ECE2008 Poster Presentations Clinical cases (60 abstracts)
1Lille University Hospital Endocrinology and Metabolism, Lille, France; 2Béthune General Hospital Diabetology, Béthune, France; 3Lille University Hospital Cardiology, Lille, France; 4Lille University Hospital Internal Medicine, Lille, France; 5INSERM U 680 Universié Pierre et Marie Curie UMR S6806, Paris, France; 6Département de Biologie Moléculaire, AP-HP Hôpital St Antoine, Paris, France.

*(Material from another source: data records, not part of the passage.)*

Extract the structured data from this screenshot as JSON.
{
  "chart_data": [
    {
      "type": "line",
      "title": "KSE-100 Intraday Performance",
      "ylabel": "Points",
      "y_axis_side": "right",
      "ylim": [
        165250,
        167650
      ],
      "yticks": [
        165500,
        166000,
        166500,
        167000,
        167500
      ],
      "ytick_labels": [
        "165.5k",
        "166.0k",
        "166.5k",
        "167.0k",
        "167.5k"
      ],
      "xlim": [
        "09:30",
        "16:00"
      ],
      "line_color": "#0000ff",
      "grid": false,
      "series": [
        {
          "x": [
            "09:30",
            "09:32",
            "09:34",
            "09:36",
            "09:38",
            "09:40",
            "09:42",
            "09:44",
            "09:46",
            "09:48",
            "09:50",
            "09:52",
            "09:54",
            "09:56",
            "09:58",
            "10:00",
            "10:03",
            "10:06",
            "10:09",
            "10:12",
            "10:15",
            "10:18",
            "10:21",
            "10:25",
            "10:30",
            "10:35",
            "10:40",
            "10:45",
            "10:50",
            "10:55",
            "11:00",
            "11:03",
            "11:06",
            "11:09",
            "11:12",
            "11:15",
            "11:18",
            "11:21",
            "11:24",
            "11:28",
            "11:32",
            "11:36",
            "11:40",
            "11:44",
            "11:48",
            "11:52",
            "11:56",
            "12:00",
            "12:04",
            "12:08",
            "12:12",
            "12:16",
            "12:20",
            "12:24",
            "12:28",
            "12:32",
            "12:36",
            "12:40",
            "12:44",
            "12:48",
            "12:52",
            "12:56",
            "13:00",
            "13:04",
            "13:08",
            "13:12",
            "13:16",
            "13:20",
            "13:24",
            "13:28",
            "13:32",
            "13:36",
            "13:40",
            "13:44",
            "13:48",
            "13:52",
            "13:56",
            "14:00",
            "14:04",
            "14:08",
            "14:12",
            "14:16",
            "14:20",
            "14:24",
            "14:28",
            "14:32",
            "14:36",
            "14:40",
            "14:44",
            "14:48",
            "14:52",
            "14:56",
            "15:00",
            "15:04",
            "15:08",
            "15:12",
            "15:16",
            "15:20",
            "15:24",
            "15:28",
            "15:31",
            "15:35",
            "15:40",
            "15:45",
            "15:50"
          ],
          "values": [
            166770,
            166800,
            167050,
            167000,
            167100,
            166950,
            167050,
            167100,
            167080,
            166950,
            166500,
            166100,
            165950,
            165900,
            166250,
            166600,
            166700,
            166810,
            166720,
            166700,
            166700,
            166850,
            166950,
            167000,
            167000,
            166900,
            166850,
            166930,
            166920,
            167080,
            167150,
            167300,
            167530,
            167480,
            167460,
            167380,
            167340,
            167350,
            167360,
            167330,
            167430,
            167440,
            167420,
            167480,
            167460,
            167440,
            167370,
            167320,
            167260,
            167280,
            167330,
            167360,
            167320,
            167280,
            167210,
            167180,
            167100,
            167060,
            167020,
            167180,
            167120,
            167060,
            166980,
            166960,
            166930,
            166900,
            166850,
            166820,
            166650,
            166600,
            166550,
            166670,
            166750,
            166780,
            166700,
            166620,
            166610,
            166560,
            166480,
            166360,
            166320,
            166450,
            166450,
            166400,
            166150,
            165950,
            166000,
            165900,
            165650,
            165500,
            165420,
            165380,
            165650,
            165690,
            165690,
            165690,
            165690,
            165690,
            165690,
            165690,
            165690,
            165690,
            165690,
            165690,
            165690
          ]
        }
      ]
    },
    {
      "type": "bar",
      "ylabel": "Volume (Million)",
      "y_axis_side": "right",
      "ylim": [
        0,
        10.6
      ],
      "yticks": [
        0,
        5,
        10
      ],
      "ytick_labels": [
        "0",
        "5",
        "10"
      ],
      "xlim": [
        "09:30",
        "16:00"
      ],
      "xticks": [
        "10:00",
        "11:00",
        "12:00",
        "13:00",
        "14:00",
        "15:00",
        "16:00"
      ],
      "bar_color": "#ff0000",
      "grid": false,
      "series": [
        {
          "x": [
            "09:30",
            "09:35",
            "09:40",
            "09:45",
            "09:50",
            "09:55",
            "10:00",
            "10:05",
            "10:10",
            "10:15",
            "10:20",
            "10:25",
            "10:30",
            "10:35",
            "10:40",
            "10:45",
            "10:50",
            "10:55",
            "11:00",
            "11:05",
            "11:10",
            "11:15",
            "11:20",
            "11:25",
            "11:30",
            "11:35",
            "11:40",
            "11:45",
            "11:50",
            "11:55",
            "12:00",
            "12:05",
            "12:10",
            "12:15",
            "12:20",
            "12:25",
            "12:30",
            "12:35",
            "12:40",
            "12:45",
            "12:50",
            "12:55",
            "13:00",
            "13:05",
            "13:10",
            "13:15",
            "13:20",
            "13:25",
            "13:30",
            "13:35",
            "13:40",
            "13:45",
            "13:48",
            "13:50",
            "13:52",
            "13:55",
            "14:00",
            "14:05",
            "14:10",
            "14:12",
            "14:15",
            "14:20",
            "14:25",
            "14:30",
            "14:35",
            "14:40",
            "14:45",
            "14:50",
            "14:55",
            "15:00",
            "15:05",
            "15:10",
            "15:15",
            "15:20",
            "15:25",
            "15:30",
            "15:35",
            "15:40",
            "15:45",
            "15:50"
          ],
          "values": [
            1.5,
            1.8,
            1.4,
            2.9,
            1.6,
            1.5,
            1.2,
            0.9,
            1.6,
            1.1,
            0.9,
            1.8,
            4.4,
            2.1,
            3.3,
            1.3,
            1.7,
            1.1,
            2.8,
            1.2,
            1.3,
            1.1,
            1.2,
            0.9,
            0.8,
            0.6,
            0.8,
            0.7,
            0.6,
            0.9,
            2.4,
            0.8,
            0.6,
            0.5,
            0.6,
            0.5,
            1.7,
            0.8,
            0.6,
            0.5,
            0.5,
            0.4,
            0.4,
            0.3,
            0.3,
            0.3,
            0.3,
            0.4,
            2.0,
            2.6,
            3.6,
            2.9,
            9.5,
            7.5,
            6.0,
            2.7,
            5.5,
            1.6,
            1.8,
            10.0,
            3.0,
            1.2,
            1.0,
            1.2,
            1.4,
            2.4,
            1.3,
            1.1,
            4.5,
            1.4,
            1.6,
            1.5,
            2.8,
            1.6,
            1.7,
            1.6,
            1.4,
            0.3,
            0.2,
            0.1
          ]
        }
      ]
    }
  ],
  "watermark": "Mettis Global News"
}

LMNA mutations cause a wide range of diseases involving either specific tissues in isolated fashion (cardiac and skeletal muscles, nerve, adipose tissue) or several tissues in a generalized way (premature ageing syndromes…). The cardiac disease is defined by conduction and rhythm disturbances, followed by dilated cardiomyopathy, heart failure, and sudden cardiac death. We report an unusual case of laminopathy revealed by diabetes associated with conduction disturbances related to a not-yet described LMNA mutation. A 36-year old woman was admitted because of hyperglycemia (11 mmol/l) discovered after a 12-kg weight loss. Clinical examination showed a BMI that was still 34 with android repartition, waist acanthosis nigricans, hyperlordosis and short hands. Blood pressure was 130/67 mmHg and heart frequency 40 bpm related to an asymptomatic auriculo-ventricular conduction block requiring pace maker implantation. HbA1c level was 9.4% with mild increase of liver enzymes (ALAT: 64, ASAT 85 UI/l (N<30), cholesterol (2.31 g/l; N<2.0) and triglycerides (2.49 g/l; N<1.5). Blood magnesium level was 15 mg/l (N: 1822). A heterozygous deletion of C 2159 in exon 5 of the LMNA was identified in the propositus but not in eight family members. Nevertheless, family inquiry had shown a history of dyslipidemia and premature sudden death (<45 years old) in the mother who also had a pace-maker, grand-mother who had muscular weakness, and two brothers of this grand-mother. The son of one of them also had a pace-maker since the age of 35. To conclude, this case report shows that cardiac laminopathy may be revealed by diabetes and atypical lipodystrophy, linked to new LMNA mutation. However, suggestive phenotypes in the other family members with absence of the described pathogenic genotype, rise the question of the association with another gene mutation or a role of hypomagnesemia.